FIG. 1 shows an X-ray diffraction pattern of an amorphous powder with an α-maltose content of 48.0 W/W%. FIG. 2 shows an X-ray diffraction pattern of a crystalline powder with an α-maltose content of 55.6 W/W%. Figure 3 shows the α-maltose content (10). An X-ray diffraction pattern of a crystalline powder with a concentration of 4 w/w% is shown. FIG. 4 shows an X-ray diffraction pattern of a crystalline powder with an α-maltose content of 68.7 w/w%. FIG. 5 shows an X-ray diffraction pattern of a crystalline powder with an α-maltose content of 74.2 W/W%. Figure 6 shows β-maltose hydrated crystals (maltose HHH
) shows the X-ray diffraction pattern of the powder.

Claims (12)

[Claims] (1) A dehydrated drug in which a drug, its raw material, or a processing intermediate contains crystalline α-maltose and is converted into a hydrated β-maltose crystal. (2) The dehydrated pharmaceutical according to claim (1), wherein the crystalline α-maltose contains 55 w/w % or more of the optical isomer α-maltose. (3) Crystalline α-maltose is 85w/w per solid substance
The dehydrated pharmaceutical according to claim 1 or 2, which is crystallized from high purity maltose containing % or more of maltose. (4) The dehydrated pharmaceutical according to claim (1), (2) or (3), wherein the crystalline α-maltose is a powder. (5) The crystalline α-maltose has a moisture content of less than 3 w/w%.

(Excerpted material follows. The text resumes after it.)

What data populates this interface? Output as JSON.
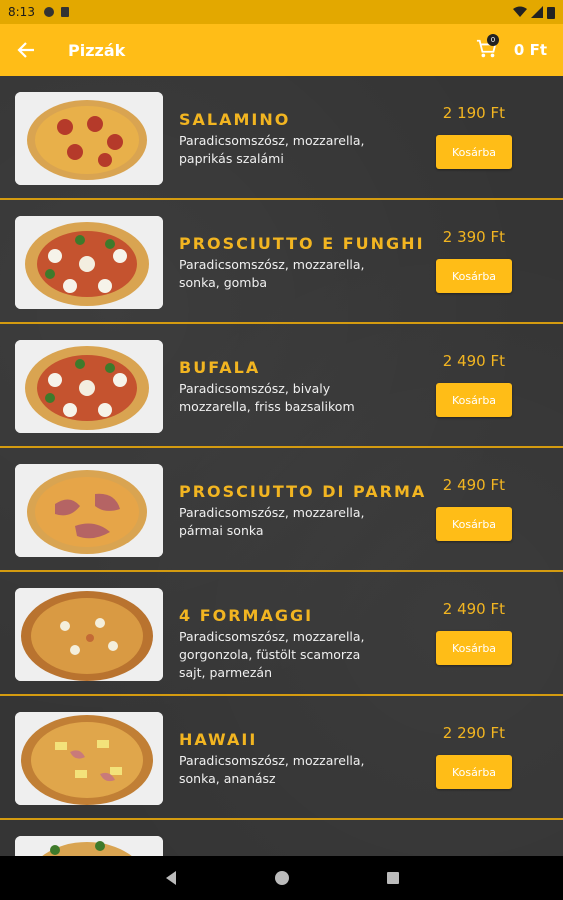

Dehydrated pharmaceuticals described in paragraph 2), paragraph (3) or paragraph (4). (6) Claims (1), (2), and (3) characterized in that the dehydrated pharmaceutical contains gelatinized starch, alcohol, an oil-soluble substance, or a physiologically active substance. section,
Dehydrated pharmaceuticals described in paragraph (4) or (5). (7) A method for producing a dehydrated pharmaceutical product, which comprises adding crystalline α-maltose to the pharmaceutical product, its raw materials, or processing intermediates and converting it into β-maltose hydrous crystals. (8) The method for producing a dehydrated pharmaceutical according to claim (7), wherein the crystalline α-maltose contains 55 w/w% or more of the optical isomer α-maltose. (9) Crystalline α-maltose is 85w/w per solid substance
% or more of maltose, the method for producing a dehydrated pharmaceutical according to claim 7 or 8, wherein the dehydrated pharmaceutical is crystallized from high-purity maltose containing % or more of maltose. (10) The method for producing a dehydrated pharmaceutical according to claim (7), (8) or (9), wherein the crystalline α-maltose is a powder. (11) Crystalline α-maltose has a moisture content of less than 3 w/w, Claims (7) and (
The method for producing a dehydrated pharmaceutical according to item 8), item (9), or item (10). (12) Claims (7), (8), and (9) characterized in that the dehydrated pharmaceutical contains gelatinized starch, alcohol, an oil-soluble substance, or a physiologically active substance. The method for producing a dehydrated pharmaceutical according to item (10) or item (11).